Meta-evaluation of Evaluation Metrics¶
Three types of hallucinations (Object/Attribution/Relation) were introduced into the DOCCI dataset to test whether each metric could detect them:
| Metric | Clean | Object | Attrib | Relation | Can Detect? |
|---|---|---|---|---|---|
| CIDEr | 6.4 | 4.8 | 6.2 | 6.7 | ✗ |
| CLIP-S | 81.3 | 81.0 | 80.9 | 81.4 | ✗ |
| CLAIR | 86.9 | 85.2 | 80.0 | 83.5 | Partially |
| Ours | 62.8 | 52.3 | 60.9 | 51.9 | ✓ |
Key Experimental Results¶
Improvement of CapMAS on Different Models¶
| Description Model | CapMAS | CLAIR | Factuality | Coverage | Average |
|---|---|---|---|---|---|
| LLaVA-NeXT-7B | — | 68.8 | 59.9 | 47.9 | 58.9 |
| LLaVA-NeXT-7B | LLaMA-3 + 7B | 74.1 | 72.2 | 46.9 | 64.4 |
| GPT-4V | — | 82.4 | 77.1 | 53.5 | 71.0 |
| GPT-4V | LLaMA-3 + InternVL | 84.6 | 82.1 | 53.5 | 73.4 |
Comparison with Other Methods¶
| Method | CLAIR | Factuality | Coverage | Average |
|---|---|---|---|---|
| Base (LLaVA-1.5-7B) | 62.1 | 52.8 | 34.3 | 49.7 |
| VCD | 59.7 | 44.6 | 39.3 | 47.9 |
| OPERA | 59.1 | 53.0 | 34.1 | 48.7 |
| LURE | 57.2 | 51.9 | 27.6 | 45.6 |
| CapMAS | 66.3 | 63.4 | 33.1 | 54.3 |
Key Findings¶
- Existing decoding methods (VCD, OPERA) are ineffective or even harmful for detailed descriptions (VCD reduces factuality).

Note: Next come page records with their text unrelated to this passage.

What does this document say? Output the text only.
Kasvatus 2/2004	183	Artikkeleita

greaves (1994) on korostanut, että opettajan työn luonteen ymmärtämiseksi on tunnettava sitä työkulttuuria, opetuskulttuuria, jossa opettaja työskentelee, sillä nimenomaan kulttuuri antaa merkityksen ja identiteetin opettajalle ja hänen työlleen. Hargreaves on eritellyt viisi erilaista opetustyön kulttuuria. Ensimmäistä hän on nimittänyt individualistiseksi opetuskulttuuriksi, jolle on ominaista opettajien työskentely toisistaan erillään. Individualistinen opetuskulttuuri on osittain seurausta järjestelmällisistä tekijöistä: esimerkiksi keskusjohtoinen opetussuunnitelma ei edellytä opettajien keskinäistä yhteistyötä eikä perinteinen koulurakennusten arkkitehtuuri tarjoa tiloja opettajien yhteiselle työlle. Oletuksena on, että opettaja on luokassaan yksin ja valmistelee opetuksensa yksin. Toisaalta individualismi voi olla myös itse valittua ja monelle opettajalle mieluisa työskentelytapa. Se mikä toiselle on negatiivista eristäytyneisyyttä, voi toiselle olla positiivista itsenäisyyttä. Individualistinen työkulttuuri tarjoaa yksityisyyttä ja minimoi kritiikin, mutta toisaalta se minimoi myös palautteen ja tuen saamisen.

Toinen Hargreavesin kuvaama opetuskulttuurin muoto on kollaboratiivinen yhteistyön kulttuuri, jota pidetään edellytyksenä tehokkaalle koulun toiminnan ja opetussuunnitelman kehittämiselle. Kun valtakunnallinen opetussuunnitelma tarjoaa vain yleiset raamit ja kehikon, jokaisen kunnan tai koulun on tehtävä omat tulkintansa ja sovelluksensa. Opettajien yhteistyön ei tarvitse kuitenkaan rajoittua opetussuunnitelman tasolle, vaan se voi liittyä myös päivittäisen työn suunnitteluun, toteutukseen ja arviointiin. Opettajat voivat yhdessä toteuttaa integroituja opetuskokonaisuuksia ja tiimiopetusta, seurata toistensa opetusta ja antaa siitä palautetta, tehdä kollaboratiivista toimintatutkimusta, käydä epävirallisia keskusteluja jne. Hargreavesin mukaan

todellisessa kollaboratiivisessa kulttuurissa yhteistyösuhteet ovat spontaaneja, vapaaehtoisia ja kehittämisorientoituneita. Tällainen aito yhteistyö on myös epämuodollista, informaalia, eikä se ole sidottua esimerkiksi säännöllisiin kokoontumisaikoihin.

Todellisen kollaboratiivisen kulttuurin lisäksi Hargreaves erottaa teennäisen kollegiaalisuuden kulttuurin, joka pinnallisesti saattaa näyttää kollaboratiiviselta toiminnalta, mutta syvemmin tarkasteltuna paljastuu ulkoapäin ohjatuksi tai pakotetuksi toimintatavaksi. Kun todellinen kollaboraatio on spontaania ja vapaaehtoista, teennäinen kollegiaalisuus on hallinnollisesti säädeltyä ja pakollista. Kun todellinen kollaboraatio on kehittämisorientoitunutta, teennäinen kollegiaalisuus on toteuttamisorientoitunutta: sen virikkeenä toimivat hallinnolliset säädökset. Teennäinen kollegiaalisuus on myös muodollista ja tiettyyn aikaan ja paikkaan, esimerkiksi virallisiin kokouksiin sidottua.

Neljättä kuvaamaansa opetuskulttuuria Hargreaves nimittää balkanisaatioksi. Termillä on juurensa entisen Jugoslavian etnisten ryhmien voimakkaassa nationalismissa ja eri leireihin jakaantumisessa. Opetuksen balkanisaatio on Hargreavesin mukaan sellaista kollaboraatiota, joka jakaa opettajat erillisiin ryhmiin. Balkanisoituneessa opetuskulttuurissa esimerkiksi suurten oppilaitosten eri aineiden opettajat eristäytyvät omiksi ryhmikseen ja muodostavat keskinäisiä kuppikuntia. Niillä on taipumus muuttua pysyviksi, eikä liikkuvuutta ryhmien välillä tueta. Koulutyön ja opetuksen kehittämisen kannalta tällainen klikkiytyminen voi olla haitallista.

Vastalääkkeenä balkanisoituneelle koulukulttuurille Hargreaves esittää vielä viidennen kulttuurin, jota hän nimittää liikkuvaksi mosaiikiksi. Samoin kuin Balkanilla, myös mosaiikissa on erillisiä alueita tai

- CapMAS improves the factuality of GPT-4V descriptions (77.1→82.1), even when using a much weaker model for checking than GPT-4V.
- VQA benchmark performance is uncorrelated with detailed description capabilities, questioning the VQA-centric evaluation paradigm.
Highlights & Insights¶
- Isolation verification outperforms Confidence/Consistency: Confirms the necessity of the decompose-then-check strategy.
- Plug-and-play + training-free: Can be applied to any description model, including closed-source GPT-4V.
- Dual evaluation of Factuality × Coverage: Systematically decouples and evaluates these two dimensions for the first time.
- Revelation of VQA benchmark limitations: Strong performance of an MLLM on VQA does not imply superior description ability.
Limitations & Future Work¶
- Factuality improvement is accompanied by a slight decrease in coverage (conservative corrections lead to information loss).
- Relies on the MLLM's own visual understanding capabilities to check for hallucinations.
- The quality of the LLM decomposer affects the final results.
- Hyperparameter \(\pi\) controls the trade-off between factuality and coverage.
Related Work & Insights¶
- Decoding methods (VCD, OPERA)
- Training methods (LRV)
- Correction methods (LURE, Volcano)
- Evaluation methods (CLIPScore, CLAIR, ALOHa, FaithScore)
Rating¶
⭐⭐⭐⭐ — Precise problem formulation (failure of long-sequence hallucination detection), and a well-designed evaluation framework. The CapMAS method is intuitive and highly effective. The dual-dimensional evaluation and the revelation of VQA benchmark limitations possess independent value.